Apple Can Act as Anti-Aging on Yeast Cells

1Dipartimento di Biologia e Biotecnologie Charles Darwin, Istituto Pasteur-Fondazione Cenci Bolognetti, Sapienza Università di Roma, Piazzale Aldo Moro 5, 00185 Roma, Italy
2Food Quality and Nutrition Department, Research and Innovation Centre, Fondazione Edmund Mach, Via E. Mach 1, 38010 San Michele all’Adige, Italy
3Dipartimento di Chimica e Tecnologie del Farmaco, Istituto Pasteur-Fondazione Cenci Bolognetti, Sapienza Università di Roma, Piazzale Aldo Moro 5, 00185 Roma, Italy

Received 31 May 2012; Revised 7 July 2012; Accepted 14 July 2012

Academic Editor: Paula Ludovico

Copyright © 2012 Vanessa Palermo et al.

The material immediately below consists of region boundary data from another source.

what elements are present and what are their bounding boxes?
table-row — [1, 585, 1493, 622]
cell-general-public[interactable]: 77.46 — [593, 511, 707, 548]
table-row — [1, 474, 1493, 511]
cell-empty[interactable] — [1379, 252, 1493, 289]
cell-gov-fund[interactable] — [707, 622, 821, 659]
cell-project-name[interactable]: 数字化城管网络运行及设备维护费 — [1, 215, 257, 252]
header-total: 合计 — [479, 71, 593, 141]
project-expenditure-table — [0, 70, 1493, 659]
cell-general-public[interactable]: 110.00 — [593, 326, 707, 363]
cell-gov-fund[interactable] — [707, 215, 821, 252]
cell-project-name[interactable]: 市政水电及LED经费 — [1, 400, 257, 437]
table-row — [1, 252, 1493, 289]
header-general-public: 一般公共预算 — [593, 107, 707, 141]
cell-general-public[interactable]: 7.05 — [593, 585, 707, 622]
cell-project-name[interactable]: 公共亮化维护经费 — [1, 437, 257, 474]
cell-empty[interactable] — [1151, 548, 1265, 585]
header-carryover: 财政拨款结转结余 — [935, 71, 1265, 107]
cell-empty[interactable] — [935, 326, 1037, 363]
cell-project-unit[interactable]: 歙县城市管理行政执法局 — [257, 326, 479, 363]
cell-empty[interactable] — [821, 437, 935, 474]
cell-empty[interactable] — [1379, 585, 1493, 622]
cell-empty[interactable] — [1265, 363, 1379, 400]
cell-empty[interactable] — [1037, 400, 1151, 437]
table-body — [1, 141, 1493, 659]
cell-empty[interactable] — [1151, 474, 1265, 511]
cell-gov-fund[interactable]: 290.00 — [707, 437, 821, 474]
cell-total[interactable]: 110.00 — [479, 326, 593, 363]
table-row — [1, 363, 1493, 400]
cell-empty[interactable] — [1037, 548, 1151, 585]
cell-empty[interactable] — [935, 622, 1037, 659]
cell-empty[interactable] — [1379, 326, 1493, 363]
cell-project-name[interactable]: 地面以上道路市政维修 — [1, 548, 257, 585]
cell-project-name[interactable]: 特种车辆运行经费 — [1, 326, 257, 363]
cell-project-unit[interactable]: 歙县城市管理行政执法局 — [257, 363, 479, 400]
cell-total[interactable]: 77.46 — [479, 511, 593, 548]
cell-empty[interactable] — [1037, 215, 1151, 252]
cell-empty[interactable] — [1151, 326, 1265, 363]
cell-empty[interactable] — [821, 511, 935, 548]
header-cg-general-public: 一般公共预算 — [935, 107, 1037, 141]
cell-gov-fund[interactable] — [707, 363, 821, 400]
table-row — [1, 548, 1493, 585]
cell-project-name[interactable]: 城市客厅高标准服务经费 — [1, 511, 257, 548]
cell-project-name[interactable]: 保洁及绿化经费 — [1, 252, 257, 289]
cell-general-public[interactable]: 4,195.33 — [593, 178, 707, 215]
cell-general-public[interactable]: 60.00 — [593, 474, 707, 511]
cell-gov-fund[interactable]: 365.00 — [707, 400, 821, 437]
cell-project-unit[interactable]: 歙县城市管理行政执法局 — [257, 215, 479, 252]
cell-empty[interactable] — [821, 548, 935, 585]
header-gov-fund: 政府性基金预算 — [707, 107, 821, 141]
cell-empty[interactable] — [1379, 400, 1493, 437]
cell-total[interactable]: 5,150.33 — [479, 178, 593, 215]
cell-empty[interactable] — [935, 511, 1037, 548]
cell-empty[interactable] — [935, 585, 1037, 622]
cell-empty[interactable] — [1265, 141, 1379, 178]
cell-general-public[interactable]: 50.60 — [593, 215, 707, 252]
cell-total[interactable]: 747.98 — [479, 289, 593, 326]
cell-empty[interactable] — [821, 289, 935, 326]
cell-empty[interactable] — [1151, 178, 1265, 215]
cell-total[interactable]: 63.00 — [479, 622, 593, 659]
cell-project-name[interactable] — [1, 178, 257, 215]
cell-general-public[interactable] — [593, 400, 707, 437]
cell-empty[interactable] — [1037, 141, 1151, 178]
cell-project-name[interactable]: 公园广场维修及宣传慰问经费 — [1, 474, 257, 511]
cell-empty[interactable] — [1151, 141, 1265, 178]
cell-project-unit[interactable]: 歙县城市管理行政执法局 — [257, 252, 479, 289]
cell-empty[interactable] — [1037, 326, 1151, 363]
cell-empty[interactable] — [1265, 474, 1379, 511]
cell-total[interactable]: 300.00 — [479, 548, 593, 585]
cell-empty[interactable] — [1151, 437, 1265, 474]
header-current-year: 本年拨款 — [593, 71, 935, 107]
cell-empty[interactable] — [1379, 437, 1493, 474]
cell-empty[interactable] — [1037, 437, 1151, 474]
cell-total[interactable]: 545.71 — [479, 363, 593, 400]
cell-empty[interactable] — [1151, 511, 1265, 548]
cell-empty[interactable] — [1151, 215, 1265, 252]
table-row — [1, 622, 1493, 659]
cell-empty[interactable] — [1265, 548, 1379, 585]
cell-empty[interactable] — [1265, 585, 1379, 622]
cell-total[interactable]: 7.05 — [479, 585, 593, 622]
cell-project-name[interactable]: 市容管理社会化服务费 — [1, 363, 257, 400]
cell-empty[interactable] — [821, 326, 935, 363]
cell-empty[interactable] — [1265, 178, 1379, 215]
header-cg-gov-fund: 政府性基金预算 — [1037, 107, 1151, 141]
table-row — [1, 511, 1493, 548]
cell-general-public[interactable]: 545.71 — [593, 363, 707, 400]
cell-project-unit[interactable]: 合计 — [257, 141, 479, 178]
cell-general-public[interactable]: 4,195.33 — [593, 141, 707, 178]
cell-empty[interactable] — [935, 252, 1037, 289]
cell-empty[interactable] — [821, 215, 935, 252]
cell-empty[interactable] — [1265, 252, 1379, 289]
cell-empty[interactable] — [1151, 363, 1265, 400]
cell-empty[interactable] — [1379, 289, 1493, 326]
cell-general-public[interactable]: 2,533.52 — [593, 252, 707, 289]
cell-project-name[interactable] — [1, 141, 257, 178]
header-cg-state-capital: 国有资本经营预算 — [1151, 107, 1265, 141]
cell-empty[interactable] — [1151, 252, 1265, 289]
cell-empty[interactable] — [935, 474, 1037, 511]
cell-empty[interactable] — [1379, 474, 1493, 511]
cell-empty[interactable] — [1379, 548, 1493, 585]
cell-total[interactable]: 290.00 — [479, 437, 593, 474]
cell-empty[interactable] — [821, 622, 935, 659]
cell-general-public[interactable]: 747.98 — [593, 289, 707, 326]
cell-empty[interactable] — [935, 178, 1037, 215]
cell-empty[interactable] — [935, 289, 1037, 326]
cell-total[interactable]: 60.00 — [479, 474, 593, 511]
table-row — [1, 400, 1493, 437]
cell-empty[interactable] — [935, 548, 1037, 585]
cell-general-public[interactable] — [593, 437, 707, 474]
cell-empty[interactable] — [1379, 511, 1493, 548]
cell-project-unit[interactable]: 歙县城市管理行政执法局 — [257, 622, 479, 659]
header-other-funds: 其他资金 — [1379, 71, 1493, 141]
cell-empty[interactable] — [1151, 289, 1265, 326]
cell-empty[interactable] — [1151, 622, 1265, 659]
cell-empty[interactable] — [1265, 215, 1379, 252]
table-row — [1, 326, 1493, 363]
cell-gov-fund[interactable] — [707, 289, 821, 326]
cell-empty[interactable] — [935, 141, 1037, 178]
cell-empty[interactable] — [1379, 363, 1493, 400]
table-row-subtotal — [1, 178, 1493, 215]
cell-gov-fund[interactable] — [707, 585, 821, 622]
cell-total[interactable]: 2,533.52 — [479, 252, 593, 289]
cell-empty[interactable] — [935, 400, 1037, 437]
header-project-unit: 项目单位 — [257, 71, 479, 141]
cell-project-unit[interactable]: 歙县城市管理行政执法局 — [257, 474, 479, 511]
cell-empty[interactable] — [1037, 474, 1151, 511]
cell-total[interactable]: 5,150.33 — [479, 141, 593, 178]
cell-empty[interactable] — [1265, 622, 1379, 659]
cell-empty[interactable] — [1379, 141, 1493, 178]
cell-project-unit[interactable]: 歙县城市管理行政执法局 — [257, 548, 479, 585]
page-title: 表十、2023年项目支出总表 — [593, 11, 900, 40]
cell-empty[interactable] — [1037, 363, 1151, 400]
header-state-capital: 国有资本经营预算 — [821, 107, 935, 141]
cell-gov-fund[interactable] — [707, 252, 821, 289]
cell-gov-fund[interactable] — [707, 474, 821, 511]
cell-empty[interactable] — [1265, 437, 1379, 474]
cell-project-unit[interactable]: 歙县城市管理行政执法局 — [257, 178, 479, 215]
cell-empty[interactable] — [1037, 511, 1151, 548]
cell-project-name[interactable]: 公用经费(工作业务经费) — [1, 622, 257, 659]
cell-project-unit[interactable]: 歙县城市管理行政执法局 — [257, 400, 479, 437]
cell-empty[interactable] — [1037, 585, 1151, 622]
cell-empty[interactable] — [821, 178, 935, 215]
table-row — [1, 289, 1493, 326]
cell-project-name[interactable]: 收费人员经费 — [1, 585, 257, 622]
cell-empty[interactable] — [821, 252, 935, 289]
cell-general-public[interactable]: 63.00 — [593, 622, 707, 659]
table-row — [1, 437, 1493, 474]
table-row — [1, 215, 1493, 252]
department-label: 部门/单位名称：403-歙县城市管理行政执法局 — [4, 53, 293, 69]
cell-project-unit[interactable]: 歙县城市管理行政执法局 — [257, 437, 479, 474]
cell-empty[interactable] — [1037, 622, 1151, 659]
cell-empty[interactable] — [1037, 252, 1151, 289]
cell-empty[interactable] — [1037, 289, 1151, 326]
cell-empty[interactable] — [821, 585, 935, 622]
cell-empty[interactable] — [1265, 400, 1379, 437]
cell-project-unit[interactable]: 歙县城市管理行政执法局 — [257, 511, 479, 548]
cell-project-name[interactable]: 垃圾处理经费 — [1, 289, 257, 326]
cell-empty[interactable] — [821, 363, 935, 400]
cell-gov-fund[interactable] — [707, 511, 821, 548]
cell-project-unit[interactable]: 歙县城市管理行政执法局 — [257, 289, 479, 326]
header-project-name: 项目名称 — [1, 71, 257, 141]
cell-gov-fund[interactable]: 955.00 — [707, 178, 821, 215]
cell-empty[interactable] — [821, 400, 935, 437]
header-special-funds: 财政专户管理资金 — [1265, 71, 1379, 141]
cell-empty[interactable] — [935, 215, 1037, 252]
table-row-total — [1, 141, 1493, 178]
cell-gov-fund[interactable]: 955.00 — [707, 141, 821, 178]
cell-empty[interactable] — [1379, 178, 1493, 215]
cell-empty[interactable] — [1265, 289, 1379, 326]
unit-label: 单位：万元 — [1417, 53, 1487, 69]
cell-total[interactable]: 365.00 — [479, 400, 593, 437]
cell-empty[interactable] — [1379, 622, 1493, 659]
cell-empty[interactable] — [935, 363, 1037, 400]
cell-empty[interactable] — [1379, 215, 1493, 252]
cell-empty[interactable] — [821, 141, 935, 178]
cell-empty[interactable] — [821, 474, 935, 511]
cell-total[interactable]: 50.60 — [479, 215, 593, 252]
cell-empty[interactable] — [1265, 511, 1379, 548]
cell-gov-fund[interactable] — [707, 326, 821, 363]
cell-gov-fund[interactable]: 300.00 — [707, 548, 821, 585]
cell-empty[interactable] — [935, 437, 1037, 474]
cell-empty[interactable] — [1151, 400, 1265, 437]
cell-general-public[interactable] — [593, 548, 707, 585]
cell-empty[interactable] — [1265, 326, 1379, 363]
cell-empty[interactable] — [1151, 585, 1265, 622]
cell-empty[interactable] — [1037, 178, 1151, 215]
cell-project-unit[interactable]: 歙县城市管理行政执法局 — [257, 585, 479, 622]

This is an open access article distributed under the Creative Commons Attribution License, which permits unrestricted use, distribution, and reproduction in any medium, provided the original work is properly cited.

Abstract

In recent years, epidemiological and biochemical studies have shown that eating apples is associated with reduction of occurrence of cancer, degenerative, and cardiovascular diseases. This association is often attributed to the presence of antioxidants such as ascorbic acid (vitamin C) and polyphenols. The substances that hinder the presence of free radicals are also able to protect cells from aging. In our laboratory we used yeast, a unicellular eukaryotic organism, to determine in vivo efficacy of entire apples and their components, such as flesh, skin and polyphenolic fraction, to influence aging and oxidative stress. Our results indicate that all the apple components increase lifespan, with the best result given by the whole fruit, indicating a cooperative role of all apple components.